3 :param model_name: Name or path of the model to be loaded.
4 :return: Loaded quantized model.
5 """
6 bnb_config = BitsAndBytesConfig(
7 load_in_4bit=True,
8 bnb_4bit_use_double_quant=True,
9 bnb_4bit_quant_type="nf4",
10 bnb_4bit_compute_dtype=torch.bfloat16
11 )
---> 13 model = AutoModelForCausalLM.from_pretrained(
14 model_name,
15 load_in_4bit=True,
16 torch_dtype=torch.bfloat16,
17 quantization_config=bnb_config
18 )
20 return model
File ~/miniconda3/envs/peft/lib/python3.11/site-packages/transformers/models/auto/auto_factory.py:563, in _BaseAutoModelClass.from_pretrained(cls, pretrained_model_name_or_path, *model_args, **kwargs)
...
2981 )
2983 # preparing BitsAndBytesConfig from kwargs
2984 config_dict = {k: v for k, v in kwargs.items() if k in inspect.signature(BitsAndBytesConfig).parameters}
ValueError: You can't pass `load_in_4bit`or `load_in_8bit` as a kwarg when passing `quantization_config` argument at the same time.

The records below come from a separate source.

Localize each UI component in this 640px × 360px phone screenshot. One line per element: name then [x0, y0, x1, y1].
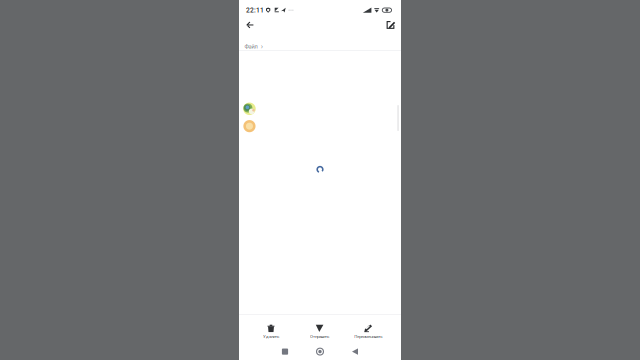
staticText: ›: [261, 42, 263, 51]
button[interactable]: Recent apps: [268, 345, 302, 359]
button[interactable]: Удалить: [247, 315, 295, 345]
staticText: Файл: [244, 43, 258, 50]
staticText: 22:11: [246, 6, 264, 14]
button[interactable]: Back: [338, 345, 372, 359]
button[interactable]: Файл: [239, 35, 270, 51]
button[interactable]: Отправить: [295, 315, 344, 345]
staticText: Отправить: [310, 334, 329, 339]
button[interactable]: Compose: [380, 16, 401, 34]
button[interactable]: Home: [302, 345, 338, 359]
staticText: Переименовать: [354, 334, 382, 339]
button[interactable]: Переименовать: [344, 315, 392, 345]
button[interactable]: Back: [239, 16, 260, 34]
staticText: Удалить: [263, 334, 279, 339]
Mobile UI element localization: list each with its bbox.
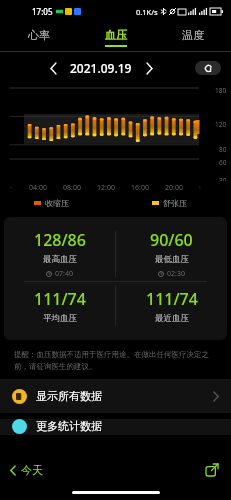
staticText: 收缩压 [45, 198, 69, 208]
button[interactable]: 111/74 [116, 282, 227, 330]
staticText: 12:00 [97, 183, 115, 193]
staticText: 128/86 [34, 229, 86, 251]
staticText: 04:00 [29, 183, 47, 193]
staticText: 温度 [182, 28, 204, 42]
staticText: 08:00 [63, 183, 81, 193]
staticText: 120 [215, 120, 227, 129]
staticText: 20:00 [165, 183, 183, 193]
staticText: 111/74 [146, 288, 198, 310]
button[interactable]: Previous day [44, 59, 62, 77]
staticText: 更多统计数据 [36, 419, 102, 433]
button[interactable]: Next day [140, 59, 158, 77]
staticText: 最高血压 [43, 254, 77, 265]
button[interactable]: 90/60 [116, 227, 227, 281]
staticText: 16:00 [131, 183, 149, 193]
button[interactable]: 更多统计数据 [0, 419, 231, 435]
button[interactable]: 心率 [0, 22, 77, 52]
staticText: 02:30 [167, 269, 185, 279]
staticText: 提醒：血压数据不适用于医疗用途。在做出任何医疗决定之前，请征询医生的建议。 [14, 350, 217, 371]
staticText: 180 [215, 86, 227, 95]
staticText: 显示所有数据 [36, 389, 102, 403]
button[interactable]: 111/74 [4, 282, 115, 330]
button[interactable]: 今天 [10, 463, 43, 477]
staticText: 90/60 [150, 229, 193, 251]
staticText: 最近血压 [155, 313, 189, 324]
staticText: 60 [219, 158, 227, 167]
staticText: 今天 [21, 463, 43, 477]
button[interactable]: 显示所有数据 [0, 379, 231, 413]
staticText: 平均血压 [43, 313, 77, 324]
staticText: · [10, 183, 12, 193]
staticText: 07:40 [55, 269, 73, 279]
button[interactable]: 128/86 [4, 227, 115, 281]
staticText: 血压 [105, 28, 127, 42]
button[interactable]: Share [203, 461, 221, 479]
button[interactable]: 血压 [77, 22, 154, 52]
staticText: 80 [219, 145, 227, 154]
staticText: 舒张压 [163, 198, 187, 208]
button[interactable]: 温度 [154, 22, 231, 52]
staticText: · [199, 183, 201, 193]
staticText: 30 [219, 176, 227, 181]
staticText: 0.1K/s [136, 7, 158, 17]
staticText: 最低血压 [155, 254, 189, 265]
button[interactable]: Refresh [195, 61, 221, 75]
staticText: 2021.09.19 [70, 60, 132, 76]
staticText: 111/74 [34, 288, 86, 310]
staticText: 17:05 [32, 6, 53, 17]
staticText: 心率 [28, 28, 50, 42]
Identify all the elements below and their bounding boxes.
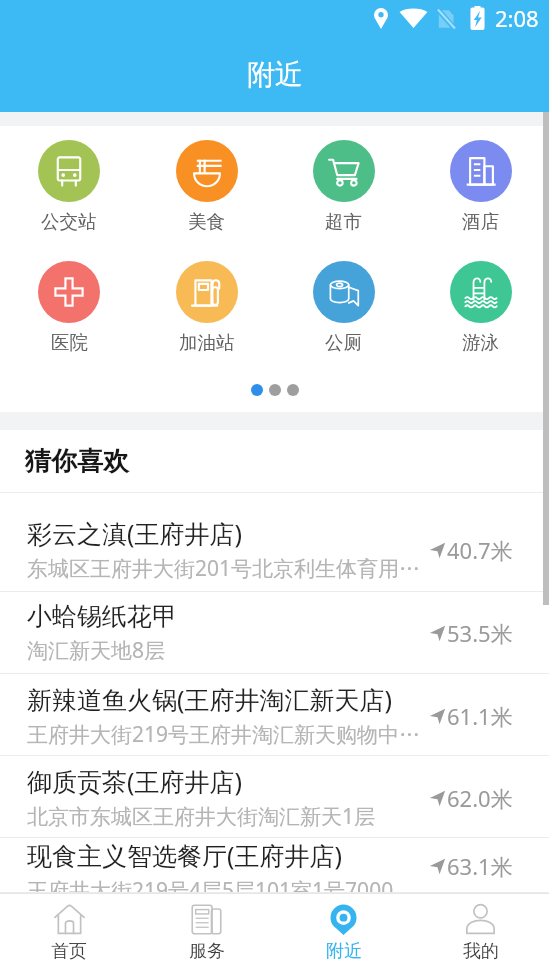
staticText: 酒店 bbox=[462, 210, 499, 233]
staticText: 美食 bbox=[188, 210, 225, 233]
staticText: 服务 bbox=[189, 940, 225, 963]
staticText: 附近 bbox=[247, 57, 303, 92]
staticText: 我的 bbox=[463, 940, 499, 963]
button[interactable]: 医院 bbox=[0, 261, 138, 354]
button[interactable]: 加油站 bbox=[138, 261, 275, 354]
staticText: 猜你喜欢 bbox=[25, 445, 129, 478]
button[interactable]: Nearby bbox=[275, 894, 412, 976]
button[interactable]: 酒店 bbox=[412, 140, 549, 233]
button[interactable]: 游泳 bbox=[412, 261, 549, 354]
staticText: 2:08 bbox=[495, 3, 539, 33]
button[interactable]: 御质贡茶(王府井店) bbox=[0, 756, 549, 838]
button[interactable]: 现食主义智选餐厅(王府井店) bbox=[0, 838, 549, 893]
staticText: 医院 bbox=[51, 331, 88, 354]
staticText: 新辣道鱼火锅(王府井淘汇新天店) bbox=[27, 682, 393, 716]
button[interactable]: 超市 bbox=[275, 140, 412, 233]
staticText: 公厕 bbox=[325, 331, 362, 354]
staticText: 现食主义智选餐厅(王府井店) bbox=[27, 838, 343, 872]
staticText: 附近 bbox=[326, 940, 362, 963]
staticText: 61.1米 bbox=[447, 701, 513, 731]
staticText: 小蛤锡纸花甲 bbox=[27, 601, 177, 632]
staticText: 御质贡茶(王府井店) bbox=[27, 764, 243, 798]
button[interactable]: Services bbox=[138, 894, 275, 976]
staticText: 62.0米 bbox=[447, 783, 513, 813]
staticText: 加油站 bbox=[179, 331, 235, 354]
button[interactable]: 公厕 bbox=[275, 261, 412, 354]
staticText: 首页 bbox=[51, 940, 87, 963]
staticText: 63.1米 bbox=[447, 851, 513, 881]
staticText: 北京市东城区王府井大街淘汇新天1层 bbox=[27, 802, 376, 831]
button[interactable]: 小蛤锡纸花甲 bbox=[0, 592, 549, 674]
button[interactable]: 新辣道鱼火锅(王府井淘汇新天店) bbox=[0, 674, 549, 756]
staticText: 游泳 bbox=[462, 331, 499, 354]
staticText: 东城区王府井大街201号北京利生体育用品商厦3层 bbox=[27, 554, 421, 583]
staticText: 公交站 bbox=[41, 210, 97, 233]
staticText: 超市 bbox=[325, 210, 362, 233]
staticText: 淘汇新天地8层 bbox=[27, 636, 166, 665]
staticText: 53.5米 bbox=[447, 618, 513, 648]
button[interactable]: Home bbox=[0, 894, 138, 976]
staticText: 彩云之滇(王府井店) bbox=[27, 516, 243, 550]
staticText: 王府井大街219号4层5层101室1号7000 bbox=[27, 876, 394, 893]
staticText: 王府井大街219号王府井淘汇新天购物中心5层 bbox=[27, 720, 421, 749]
button[interactable]: 公交站 bbox=[0, 140, 138, 233]
button[interactable]: 彩云之滇(王府井店) bbox=[0, 493, 549, 592]
button[interactable]: Profile bbox=[412, 894, 549, 976]
button[interactable]: 美食 bbox=[138, 140, 275, 233]
staticText: 40.7米 bbox=[447, 535, 513, 565]
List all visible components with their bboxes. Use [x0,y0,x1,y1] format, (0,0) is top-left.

Output is truncated. View as a scrollable element or open in a text editor. Adjust cell output settings...
I checked the Class _BaseAutoModelClass.from_pretrained but I cannot find where '8_bit ' is set. What am I expected to do to have the model loaded correctly in 4-bit ?
I tried to change the bnb_config to adapt it to 8_bit but I could not solve the problem.
try to remove "load_in_4bit=True" from AutoModelForCausalLM.from_pretrained()